Humble Beginnings

I ran my first couple of training sets today. I must confess, the results are not pretty. Let’s start with the summary:

Summary

The training set for the text categorization example given by Joachims contains 2000 weighted example vectors. The precision of the resultant model, as estimated by svm_learn, is 93.07%.

My first training set used a search for “cars” for positive examples and a search for “film -cars” for negative examples. It contains 63 binary example vectors. The estimated precision is 12.90%.

My second training set used a search for “basketball” for positive examples and a search for “racing -basketball” for negative examples. It contains 61 binary example vectors. The estimated precision is 9.09%. Furthermore, I turned the sentence “Michael Jordan is out to shoot some hoops on the court this week.” into a test vector. It was categorized incorrectly.

Analysis

There aren’t the sort of statistics I was hoping to see. There are a number of reasons why I might be getting these subpar results.

  1. Quantity
    Sixty-some example vectors simply aren’t going to stand up to the example set of 2000. Of course, the internet is a big place, so there’s no reason (other than Google’s API limitations) that I shouldn’t be generating my own large training sets.
  2. Quality (Part A)
    The example set uses weighted vectors while my sets use only binary vectors. In short, I’m not including information about word frequency, only about word appearance.
  3. Quality (Part B)
    I don’t know how counterexamples were selected for the example set, but I’ll admit that my current strategy for finding negative examples is flawed. The selection of a counterexample search term was arbitrary, and using a single search term probably produces an undesirably uniform counterexample set.
  4. Quality (Part C)
    The example set was generated by a system trained to ignore trivial words and to reduce complex words to word-parts for consistency. My system currently has no such bells and whistles. I had hoped that the equal presence of elements like markup in positive and negative examples would lead the vector machine to ignore those elements, but the results say otherwise.

What remains to be seen is whether these factors can account for an 80% difference in accuracy. Next steps:

  1. Quantity
    Time to switch to Yahoo’s API and start pulling down large result sets.
  2. Quality (Part A)
    I can try switching to using word frequency within a document, but I’ll need to modify my shared dictionary class to use the same weight calculation that the example set does.
  3. Quality (Part B)
    I’ll either generate counterexamples using a set of searches over other category keywords, or just an OR search. One counter-keyword is not enough.
  4. Quality (Part C)
    I’ll start a word filter list to ignore low-content words like “the.”
  5. Persistence
    Everything is runtime right now. I need to rebuild some things and include a mechanism for saving and reloading a common dictionary at the very least. I also need to be able to consult the dictionary to get a feel for which words it’s picking up.

Self-Training Categorizer

I’m beginning a new project this month, to run through December. I’m going to learn how to train a Support Vector Machine (SVM) to categorize text, and then write a program that will automatically train the SVM using web searches generate training material. Once I’ve got a semblance of a working system, I’ll be building a ‘web game’ to evaluate the machine’s performance accuracy against human feedback. I hope that an automatically trained SVM will be able to catch references to current events in news and pop culture, and use those to assist in categorizing paragraphs of text.

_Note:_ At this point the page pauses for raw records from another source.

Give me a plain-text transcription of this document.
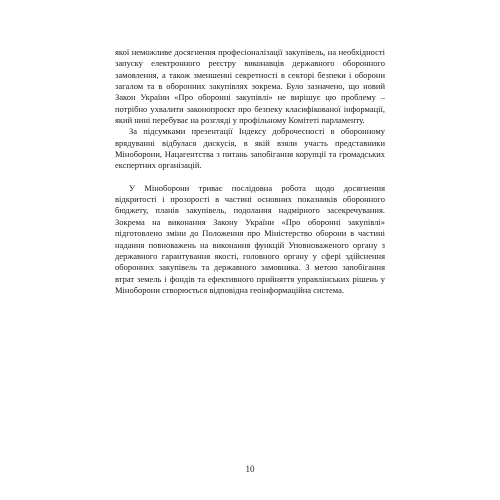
якої неможливе досягнення професіоналізації закупівель, на необхідності запуску електронного реєстру виконавців державного оборонного замовлення, а також зменшенні секретності в секторі безпеки і оборони загалом та в оборонних закупівлях зокрема. Було зазначено, що новий Закон України «Про оборонні закупівлі» не вирішує цю проблему – потрібно ухвалити законопроєкт про безпеку класифікованої інформації, який нині перебуває на розгляді у профільному Комітеті парламенту.

За підсумками презентації Індексу доброчесності в оборонному врядуванні відбулася дискусія, в якій взяли участь представники Міноборони, Нацагентства з питань запобігання корупції та громадських експертних організацій.

У Міноборони триває послідовна робота щодо досягнення відкритості і прозорості в частині основних показників оборонного бюджету, планів закупівель, подолання надмірного засекречування. Зокрема на виконання Закону України «Про оборонні закупівлі» підготовлено зміни до Положення про Міністерство оборони в частині надання повноважень на виконання функцій Уповноваженого органу з державного гарантування якості, головного органу у сфері здійснення оборонних закупівель та державного замовника. З метою запобігання втрат земель і фондів та ефективного прийняття управлінських рішень у Міноборони створюється відповідна геоінформаційна система.

10
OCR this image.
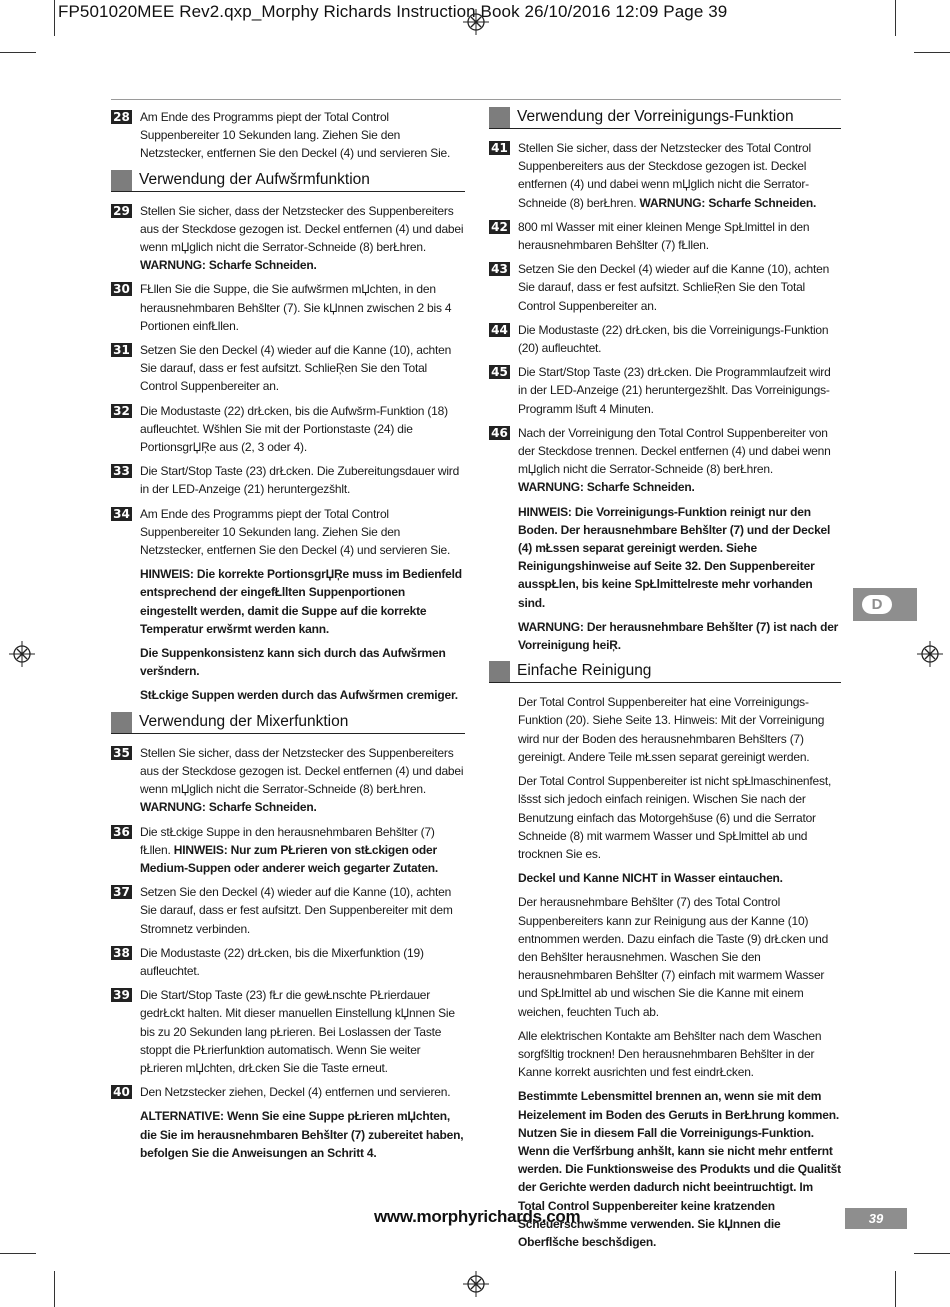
FP501020MEE Rev2.qxp_Morphy Richards Instruction Book 26/10/2016 12:09 Page 39
28 Am Ende des Programms piept der Total Control Suppenbereiter 10 Sekunden lang. Ziehen Sie den Netzstecker, entfernen Sie den Deckel (4) und servieren Sie.
Verwendung der Aufwšrmfunktion
29 Stellen Sie sicher, dass der Netzstecker des Suppenbereiters aus der Steckdose gezogen ist. Deckel entfernen (4) und dabei wenn mЏglich nicht die Serrator-Schneide (8) berŁhren. WARNUNG: Scharfe Schneiden.
30 FŁllen Sie die Suppe, die Sie aufwšrmen mЏchten, in den herausnehmbaren Behšlter (7). Sie kЏnnen zwischen 2 bis 4 Portionen einfŁllen.
31 Setzen Sie den Deckel (4) wieder auf die Kanne (10), achten Sie darauf, dass er fest aufsitzt. SchlieŖen Sie den Total Control Suppenbereiter an.
32 Die Modustaste (22) drŁcken, bis die Aufwšrm-Funktion (18) aufleuchtet. Wšhlen Sie mit der Portionstaste (24) die PortionsgrЏŖe aus (2, 3 oder 4).
33 Die Start/Stop Taste (23) drŁcken. Die Zubereitungsdauer wird in der LED-Anzeige (21) heruntergezšhlt.
34 Am Ende des Programms piept der Total Control Suppenbereiter 10 Sekunden lang. Ziehen Sie den Netzstecker, entfernen Sie den Deckel (4) und servieren Sie.
HINWEIS: Die korrekte PortionsgrЏŖe muss im Bedienfeld entsprechend der eingefŁllten Suppenportionen eingestellt werden, damit die Suppe auf die korrekte Temperatur erwšrmt werden kann.
Die Suppenkonsistenz kann sich durch das Aufwšrmen veršndern.
StŁckige Suppen werden durch das Aufwšrmen cremiger.
Verwendung der Mixerfunktion
35 Stellen Sie sicher, dass der Netzstecker des Suppenbereiters aus der Steckdose gezogen ist. Deckel entfernen (4) und dabei wenn mЏglich nicht die Serrator-Schneide (8) berŁhren. WARNUNG: Scharfe Schneiden.
36 Die stŁckige Suppe in den herausnehmbaren Behšlter (7) fŁllen. HINWEIS: Nur zum PŁrieren von stŁckigen oder Medium-Suppen oder anderer weich gegarter Zutaten.
37 Setzen Sie den Deckel (4) wieder auf die Kanne (10), achten Sie darauf, dass er fest aufsitzt. Den Suppenbereiter mit dem Stromnetz verbinden.
38 Die Modustaste (22) drŁcken, bis die Mixerfunktion (19) aufleuchtet.
39 Die Start/Stop Taste (23) fŁr die gewŁnschte PŁrierdauer gedrŁckt halten. Mit dieser manuellen Einstellung kЏnnen Sie bis zu 20 Sekunden lang pŁrieren. Bei Loslassen der Taste stoppt die PŁrierfunktion automatisch. Wenn Sie weiter pŁrieren mЏchten, drŁcken Sie die Taste erneut.
40 Den Netzstecker ziehen, Deckel (4) entfernen und servieren.
ALTERNATIVE: Wenn Sie eine Suppe pŁrieren mЏchten, die Sie im herausnehmbaren Behšlter (7) zubereitet haben, befolgen Sie die Anweisungen an Schritt 4.
Verwendung der Vorreinigungs-Funktion
41 Stellen Sie sicher, dass der Netzstecker des Total Control Suppenbereiters aus der Steckdose gezogen ist. Deckel entfernen (4) und dabei wenn mЏglich nicht die Serrator-Schneide (8) berŁhren. WARNUNG: Scharfe Schneiden.
42 800 ml Wasser mit einer kleinen Menge SpŁlmittel in den herausnehmbaren Behšlter (7) fŁllen.
43 Setzen Sie den Deckel (4) wieder auf die Kanne (10), achten Sie darauf, dass er fest aufsitzt. SchlieŖen Sie den Total Control Suppenbereiter an.
44 Die Modustaste (22) drŁcken, bis die Vorreinigungs-Funktion (20) aufleuchtet.
45 Die Start/Stop Taste (23) drŁcken. Die Programmlaufzeit wird in der LED-Anzeige (21) heruntergezšhlt. Das Vorreinigungs-Programm lšuft 4 Minuten.
46 Nach der Vorreinigung den Total Control Suppenbereiter von der Steckdose trennen. Deckel entfernen (4) und dabei wenn mЏglich nicht die Serrator-Schneide (8) berŁhren. WARNUNG: Scharfe Schneiden.
HINWEIS: Die Vorreinigungs-Funktion reinigt nur den Boden. Der herausnehmbare Behšlter (7) und der Deckel (4) mŁssen separat gereinigt werden. Siehe Reinigungshinweise auf Seite 32. Den Suppenbereiter ausspŁlen, bis keine SpŁlmittelreste mehr vorhanden sind.
WARNUNG: Der herausnehmbare Behšlter (7) ist nach der Vorreinigung heiŖ.
Einfache Reinigung
Der Total Control Suppenbereiter hat eine Vorreinigungs-Funktion (20). Siehe Seite 13. Hinweis: Mit der Vorreinigung wird nur der Boden des herausnehmbaren Behšlters (7) gereinigt. Andere Teile mŁssen separat gereinigt werden.
Der Total Control Suppenbereiter ist nicht spŁlmaschinenfest, lšsst sich jedoch einfach reinigen. Wischen Sie nach der Benutzung einfach das Motorgehšuse (6) und die Serrator Schneide (8) mit warmem Wasser und SpŁlmittel ab und trocknen Sie es.
Deckel und Kanne NICHT in Wasser eintauchen.
Der herausnehmbare Behšlter (7) des Total Control Suppenbereiters kann zur Reinigung aus der Kanne (10) entnommen werden. Dazu einfach die Taste (9) drŁcken und den Behšlter herausnehmen. Waschen Sie den herausnehmbaren Behšlter (7) einfach mit warmem Wasser und SpŁlmittel ab und wischen Sie die Kanne mit einem weichen, feuchten Tuch ab.
Alle elektrischen Kontakte am Behšlter nach dem Waschen sorgfšltig trocknen! Den herausnehmbaren Behšlter in der Kanne korrekt ausrichten und fest eindrŁcken.
Bestimmte Lebensmittel brennen an, wenn sie mit dem Heizelement im Boden des Gerшts in BerŁhrung kommen. Nutzen Sie in diesem Fall die Vorreinigungs-Funktion. Wenn die Verfšrbung anhšlt, kann sie nicht mehr entfernt werden. Die Funktionsweise des Produkts und die Qualitšt der Gerichte werden dadurch nicht beeintrшchtigt. Im Total Control Suppenbereiter keine kratzenden Scheuerschwšmme verwenden. Sie kЏnnen die Oberflšche beschšdigen.
D
www.morphyrichards.com	39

I’ll be using SVMlight (or a related work from Thorsten Joachims of Cornell University) as the SVM backend. I just finished Probability, so the mathematics involved here are far beyond me; however, there is an SVM tutorial by Chris Burges out of Microsoft Research for those interested in the theory of SVMs.

My first challenge of this project is learning how to represent a text document as a vector. The most common representation (and the one used in the Inductive SVM example on Joachims’ page) is a Bag-of-Words or BOW. There’s a tutorial covering variations on the BOW model by José María Gómez Hidalgo of the Universidad Europea de Madrid. Basically, you build a dictionary for the categorization domain and then assign a value to each word based on whether it is in the document or not: Zero if the word does not appear, and either a one or a weighted value if it does. I think I will begin with a simple binary document representation while I work out the program flow, and tweak the representation later to see if it improves my results.